You can brush it on, but I prefer to apply it liberally with a nylon abrasive pad, scrubbing it into the pores as I apply it. Work quickly and as soon as an area is covered, remove the excess. Use a stiff piece of plastic (an old credit card works perfectly) and squeegee off all the excess (photo below). Hold the plastic at right angles to the grain and pull it in the direction of the grain. The plastic will bridge over the pores, leaving them filled, but will scrape off most of the excess filler on the surface.
Once you’ve cleaned the surface, let it dry overnight. As before, there will be some residue on the surface. Sand it off carefully with 220 or 320 grit sandpaper until there is no residue on the surface, and the pores are filled flush with the wood.
Which Comes First, Stain or Filler?
Whether you stain before or after filling depends largely on the look you are seeking. Generally speaking, dye stains go on before filling, but pigment stains are applied after the wood is filled and sanded. This is not a hard and fast rule, though, since when you stain will change the look of the filled wood. Experiment on scrap both ways and see which appeals to you. If you stain first, seal the wood with one thin coat of finish prior to filling.
Sealing the wood prior to filling makes cleaning off the excess filler easier and is a good precaution when applying oil-based filler to mahogany. In rare cases, mahogany can absorb oil and turn the filler gray several months after the finish is cured. Filling over sealer also lets you use colored filler to create contrast. For example, applying a dark filler on sealed lighter colored wood adds dramatic dark pores, yet retains the lighter highlights of the background wood. Seen from a distance, it merely looks like stained wood, but as you get closer, the contrast gives the wood a depth and richness that plain staining rarely affords.
Color and Clear
Filler comes in a wide range of colors, mostly wood tones, and in neutral, which is a beige or ecru color. Because of the high solids content, even neutral filler is opaque. Use filler the same color as the wood to hide the pores and create a more uniform and monochromatic look, or choose darker or lighter filler to create contrasting pores.
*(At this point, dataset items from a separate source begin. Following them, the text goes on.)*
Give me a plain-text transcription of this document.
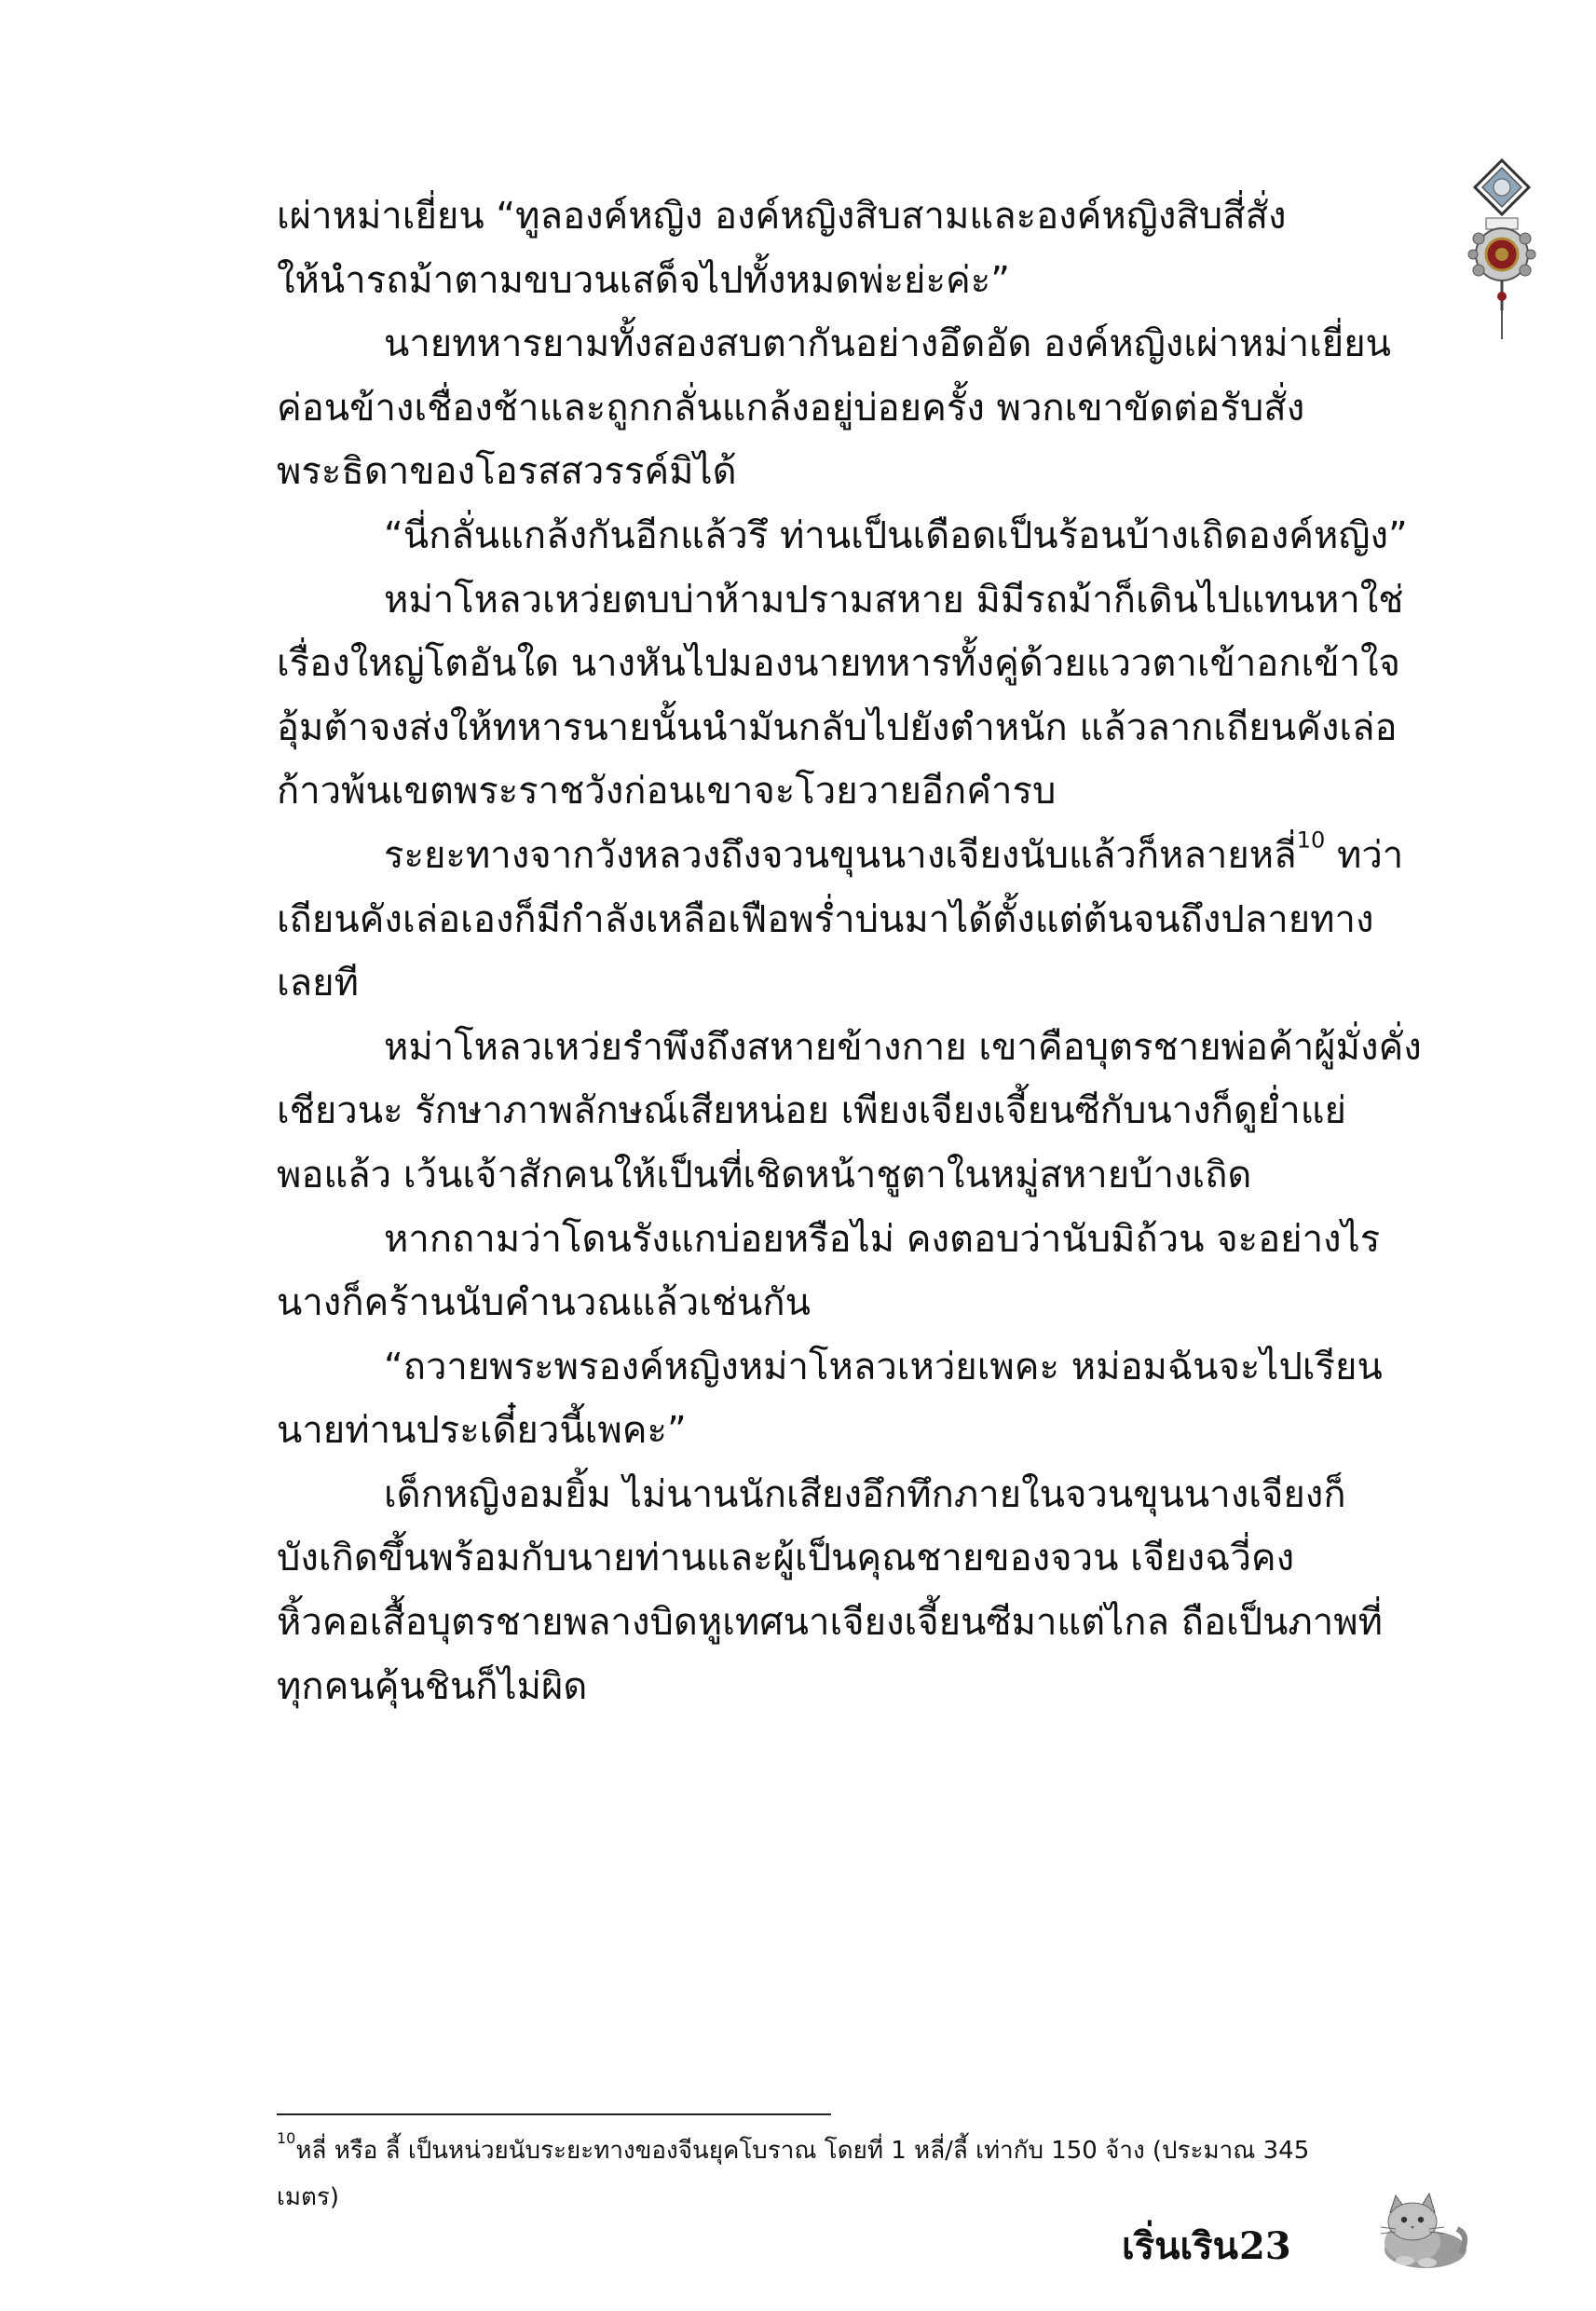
เผ่าหม่าเยี่ยน “ทูลองค์หญิง องค์หญิงสิบสามและองค์หญิงสิบสี่สั่ง
ให้นำรถม้าตามขบวนเสด็จไปทั้งหมดพ่ะย่ะค่ะ”

นายทหารยามทั้งสองสบตากันอย่างอึดอัด องค์หญิงเผ่าหม่าเยี่ยน
ค่อนข้างเชื่องช้าและถูกกลั่นแกล้งอยู่บ่อยครั้ง พวกเขาขัดต่อรับสั่ง
พระธิดาของโอรสสวรรค์มิได้

“นี่กลั่นแกล้งกันอีกแล้วรึ ท่านเป็นเดือดเป็นร้อนบ้างเถิดองค์หญิง”

หม่าโหลวเหว่ยตบบ่าห้ามปรามสหาย มิมีรถม้าก็เดินไปแทนหาใช่
เรื่องใหญ่โตอันใด นางหันไปมองนายทหารทั้งคู่ด้วยแววตาเข้าอกเข้าใจ
อุ้มต้าจงส่งให้ทหารนายนั้นนำมันกลับไปยังตำหนัก แล้วลากเถียนคังเล่อ
ก้าวพ้นเขตพระราชวังก่อนเขาจะโวยวายอีกคำรบ

ระยะทางจากวังหลวงถึงจวนขุนนางเจียงนับแล้วก็หลายหลี่$^{10}$ ทว่า
เถียนคังเล่อเองก็มีกำลังเหลือเฟือพร่ำบ่นมาได้ตั้งแต่ต้นจนถึงปลายทาง
เลยที

หม่าโหลวเหว่ยรำพึงถึงสหายข้างกาย เขาคือบุตรชายพ่อค้าผู้มั่งคั่ง
เชียวนะ รักษาภาพลักษณ์เสียหน่อย เพียงเจียงเจี้ยนซีกับนางก็ดูย่ำแย่
พอแล้ว เว้นเจ้าสักคนให้เป็นที่เชิดหน้าชูตาในหมู่สหายบ้างเถิด

หากถามว่าโดนรังแกบ่อยหรือไม่ คงตอบว่านับมิถ้วน จะอย่างไร
นางก็คร้านนับคำนวณแล้วเช่นกัน

“ถวายพระพรองค์หญิงหม่าโหลวเหว่ยเพคะ หม่อมฉันจะไปเรียน
นายท่านประเดี๋ยวนี้เพคะ”

เด็กหญิงอมยิ้ม ไม่นานนักเสียงอึกทึกภายในจวนขุนนางเจียงก็
บังเกิดขึ้นพร้อมกับนายท่านและผู้เป็นคุณชายของจวน เจียงฉวี่คง
หิ้วคอเสื้อบุตรชายพลางบิดหูเทศนาเจียงเจี้ยนซีมาแต่ไกล ถือเป็นภาพที่
ทุกคนคุ้นชินก็ไม่ผิด

$^{10}$หลี่ หรือ ลี้ เป็นหน่วยนับระยะทางของจีนยุคโบราณ โดยที่ 1 หลี่/ลี้ เท่ากับ 150 จ้าง (ประมาณ 345
เมตร)
เริ่นเริน 23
To create a custom color filler, start with a color that is lighter than the one you want. Often that will be neutral filler. Add small amounts of pigment. Add artist’s oil colors or Japan colors to oil-based filler, and add artist’s acrylic colors to waterbased. You can also add universal tinting colors to either, but add color sparingly. If you find yourself needing too much, switch to a darker filler as your base.
Many people who want to fill pores, but did not want opaque color in them, would insist on filling pores with finish. In response to that need, several companies have come out with clear pore fillers. All of them are waterbased and are applied the same way as opaque waterbased fillers. The only caveat is that they all seem to shrink during drying more than their opaque counterparts, so don’t be surprised if you must fill the pores two or even three times to get them level.